Concetti Chiave
- La maggioranza può essere calcolata sia in base al numero totale dei componenti di un collegio che in base al numero dei presenti, dando origine a maggioranza qualificata e maggioranza relativa.
- La revisione costituzionale richiede sempre la maggioranza qualificata; se non raggiungibile, la seduta viene sospesa per assenza di quorum strutturale.
- Il quorum strutturale è la percentuale minima di votanti necessaria per la validità di un'approvazione, mentre il quorum funzionale è il numero minimo di voti necessari per approvare una proposta.
- Le deliberazioni parlamentari sono valide solo se è presente la maggioranza dei componenti (quorum strutturale) e se sono adottate a maggioranza dei presenti (quorum funzionale).
- Un collegio di 100 persone richiede almeno 51 partecipanti per considerare valida una seduta, evidenziando l'importanza di una partecipazione sufficiente per il corretto funzionamento delle deliberazioni.
Calcolo della maggioranza
Tendenzialmente, la maggioranza può essere calcolata in due modi: o sulla base del numero dei componenti di un collegio, oppure in base al numero dei presenti. Quando si fa riferimento alla maggioranza sul numero dei presenti si parla di maggioranza relativa; quando, invece, ci si attiene alla maggioranza sui componenti totali, si parla di maggioranza qualificata.
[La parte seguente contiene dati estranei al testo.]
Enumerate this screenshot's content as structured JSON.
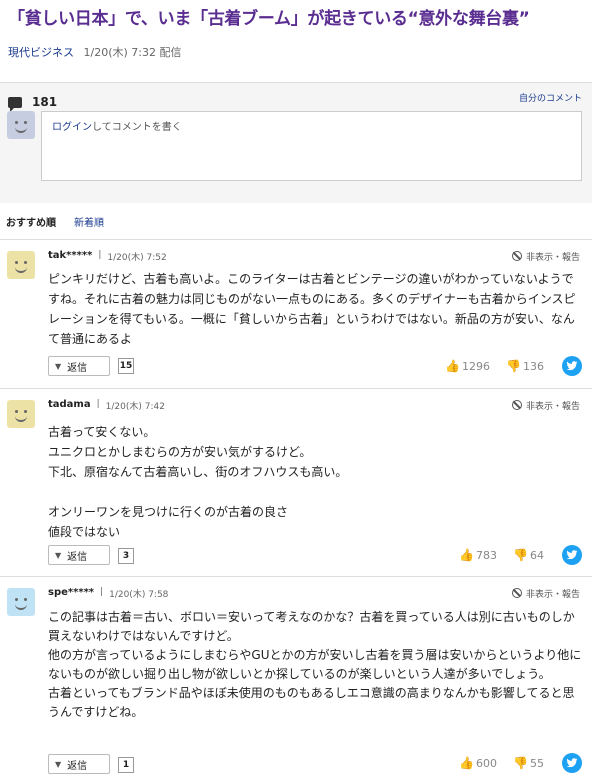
{
  "article": {
    "title": "「貧しい日本」で、いま「古着ブーム」が起きている“意外な舞台裏”",
    "source": "現代ビジネス",
    "date": "1/20(木) 7:32 配信"
  },
  "comment_panel": {
    "count": "181",
    "my_comments_label": "自分のコメント",
    "input": {
      "login_link": "ログイン",
      "placeholder_rest": "してコメントを書く"
    }
  },
  "sort": {
    "recommended": "おすすめ順",
    "newest": "新着順"
  },
  "comments": [
    {
      "user": "tak*****",
      "date": "1/20(木) 7:52",
      "hide_label": "非表示・報告",
      "avatar_color": "#ece2a6",
      "body": "ピンキリだけど、古着も高いよ。このライターは古着とビンテージの違いがわかっていないようですね。それに古着の魅力は同じものがない一点ものにある。多くのデザイナーも古着からインスピレーションを得てもいる。一概に「貧しいから古着」というわけではない。新品の方が安い、なんて普通にあるよ",
      "reply_label": "返信",
      "reply_count": "15",
      "likes": "1296",
      "dislikes": "136"
    },
    {
      "user": "tadama",
      "date": "1/20(木) 7:42",
      "hide_label": "非表示・報告",
      "avatar_color": "#ece2a6",
      "body": "古着って安くない。\nユニクロとかしまむらの方が安い気がするけど。\n下北、原宿なんて古着高いし、街のオフハウスも高い。\n\nオンリーワンを見つけに行くのが古着の良さ\n値段ではない",
      "reply_label": "返信",
      "reply_count": "3",
      "likes": "783",
      "dislikes": "64"
    },
    {
      "user": "spe*****",
      "date": "1/20(木) 7:58",
      "hide_label": "非表示・報告",
      "avatar_color": "#bfe3f5",
      "body": "この記事は古着＝古い、ボロい＝安いって考えなのかな？古着を買っている人は別に古いものしか買えないわけではないんですけど。\n他の方が言っているようにしまむらやGUとかの方が安いし古着を買う層は安いからというより他にないものが欲しい掘り出し物が欲しいとか探しているのが楽しいという人達が多いでしょう。\n古着といってもブランド品やほぼ未使用のものもあるしエコ意識の高まりなんかも影響してると思うんですけどね。",
      "reply_label": "返信",
      "reply_count": "1",
      "likes": "600",
      "dislikes": "55"
    }
  ]
}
Revisione costituzionale e quorum
La revisione costituzionale richiede sempre la maggioranza qualificata. Nel caso in cui essa non possa essere raggiunta perché i presenti sono in numero minore rispetto a quello che garantirebbe la potenziale maggioranza qualificata, la seduta viene sospesa e aggiornata a causa dell’assenza del quorum strutturale. A tal proposito è fondamentale distinguere il quorum strutturale dal quorum funzionale: il quorum strutturale (o costitutivo) indica la percentuale minima di votanti che devono essere presenti nel corso di un’approvazione affinché questa possa essere considerata valida. La presenza del quorum strutturale, dunque, determina la corretta istituzione e apertura di un dibattito deliberativo; il quorum funzionale, invece, indica la percentuale minima di voti necessari affinché una proposta possa essere approvata.
Come stabilito dal terzo comma dell’articolo 64, la presenza del quorum strutturale è la premessa fondamentale che garantisce il quorum funzionale. Esso recita:
Le deliberazioni di ciascuna Camera e del Parlamento non sono valide se non è presente la maggioranza dei loro componenti (quorum strutturale), e se non sono adottate a maggioranza dei presenti (quorum funzionale), salvo che la Costituzione prescriva una maggioranza speciale.
Esempio di collegio e quorum
Consideriamo, ad esempio, un collegio composto da 100 persone. Se ad una seduta partecipano 20 componenti, essa è dichiarata invalida e pertanto aggiornata perché non è possibile raggiungere la maggioranza qualificata. Nel caso in cui, invece, partecipino 51 persone (la maggioranza relativa più 1) la seduta è ritenuta valida poiché è presente la maggioranza qualificata. Tale distinzione si propone di trovare un equilibrio tra l’espressione della volontà della maggioranza e la necessità di impedire ai componenti di un collegio di sabotare la funzionalità deliberativa.
Domande da interrogazione
- Qual è la differenza tra maggioranza relativa e maggioranza qualificata?
- Cosa succede se non si raggiunge il quorum strutturale durante una seduta?
- Come si relazionano il quorum strutturale e il quorum funzionale?
La maggioranza relativa si basa sul numero dei presenti, mentre la maggioranza qualificata si riferisce al numero totale dei componenti di un collegio. La maggioranza qualificata è necessaria per la revisione costituzionale e altre decisioni importanti.
Se il quorum strutturale non è raggiunto, la seduta viene sospesa e aggiornata, poiché non è possibile procedere con le deliberazioni valide. Il quorum strutturale è essenziale per garantire la validità delle decisioni.
Il quorum strutturale è la condizione necessaria per garantire il quorum funzionale. Senza la maggioranza dei componenti presenti (quorum strutturale), non è possibile raggiungere la maggioranza dei voti necessari per l'approvazione di una proposta (quorum funzionale).